Expérimentation de la TVA sociale.
Evoquée au début de 2006 par l'ex-président Chirac, la réforme du financement de la protection sociale avait finalement tourné court à la fin du dernier quinquennat. Nicolas Sarkozy a annoncé pour sa part une expérimentation de la TVA sociale, assise sur la consommation des ménages, dès 2008 dans certains secteurs d'activité. Inspirée par le modèle allemand, cette expérimentation vise moins à accroître les recettes de la Sécurité sociale qu'à favoriser la croissance économique. En effet, ces points supplémentaires de TVA, dite sociale, se substitueraient en partie aux cotisations patronales et permettraient par conséquent d'alléger les charges des entreprises pour favoriser l'emploi. En outre, comme toute taxe à la valeur ajoutée, la TVA sociale s'appliquerait notamment aux produits d'importation, c'est pourquoi le nouveau chef de l'Etat y voit aussi un «moyen de lutter contre les délocalisations». Le lancement de l'expérimentation de la TVA sociale devrait être intégré au budget de l'Etat pour 2008, préparé cet été par les ministres Eric Woerth et Jean-Louis Borloo et présenté à l'automne.
Une nouvelle branche pour la dépendance.
C'est à Xavier Bertrand, ministre du Travail, des Relations sociales et des Solidarités, de créer une cinquième branche de la Sécurité sociale, pour prendre en charge la dépendance (à côté des branches maladie, accidents du travail/maladies professionnelles, vieillesse et famille).
Dans son programme présidentiel, Nicolas Sarkozy précisait que cette cinquième branche permettrait de «consacrer suffisamment de moyens à la perte d'autonomie et (de) garantir à tous les Français qu'ils pourront rester à domicile s'ils le souhaitent». La branche « dépendance » serait cogérée par la Sécurité sociale et les conseils généraux. La TVA sociale pourrait contribuer à son financement.

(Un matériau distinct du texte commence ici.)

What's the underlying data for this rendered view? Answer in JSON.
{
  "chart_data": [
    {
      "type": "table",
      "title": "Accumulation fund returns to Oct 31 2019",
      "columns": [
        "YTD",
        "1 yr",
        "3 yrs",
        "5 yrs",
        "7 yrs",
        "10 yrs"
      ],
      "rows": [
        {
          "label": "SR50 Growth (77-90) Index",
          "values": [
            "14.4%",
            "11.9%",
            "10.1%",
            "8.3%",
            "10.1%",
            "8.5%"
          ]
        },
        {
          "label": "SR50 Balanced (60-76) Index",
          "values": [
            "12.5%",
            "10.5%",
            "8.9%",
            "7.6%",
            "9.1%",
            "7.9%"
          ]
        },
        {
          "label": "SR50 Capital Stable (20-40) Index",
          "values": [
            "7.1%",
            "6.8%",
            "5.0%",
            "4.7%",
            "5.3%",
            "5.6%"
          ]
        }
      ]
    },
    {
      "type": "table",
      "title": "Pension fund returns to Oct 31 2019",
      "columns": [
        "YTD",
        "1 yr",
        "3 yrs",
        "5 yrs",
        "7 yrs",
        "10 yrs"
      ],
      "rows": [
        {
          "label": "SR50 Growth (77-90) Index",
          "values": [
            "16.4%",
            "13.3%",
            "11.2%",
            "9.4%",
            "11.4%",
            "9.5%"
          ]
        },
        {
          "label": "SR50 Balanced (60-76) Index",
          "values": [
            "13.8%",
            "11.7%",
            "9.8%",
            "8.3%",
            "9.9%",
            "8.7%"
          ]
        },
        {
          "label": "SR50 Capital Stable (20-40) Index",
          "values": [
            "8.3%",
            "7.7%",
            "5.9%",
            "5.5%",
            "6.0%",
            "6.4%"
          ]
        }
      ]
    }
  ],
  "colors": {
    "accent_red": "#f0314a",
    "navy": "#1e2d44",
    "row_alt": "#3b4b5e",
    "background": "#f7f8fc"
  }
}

Dépenses maladie : été meurtrier ?
C'est peut-être un des dossiers les plus chauds du nouveau gouvernement : en cas de dérapage important des dépenses maladie pour l'exercice en cours, très probable, sanctionné par une intervention du comité d'alerte dans les prochains jours, il faudra prendre des mesures de redressement dès cet été (gel ou baisses de tarifs, déremboursements...). Dans cette configuration où prime l'aspect strictement financier, c'est Eric Woerth, ministre du Budget et des Comptes publics, qui devrait logiquement être en première ligne, même si ce sont les caisses d'assurance-maladie qui proposent le « paquet »d'économies à mettre en oeuvre.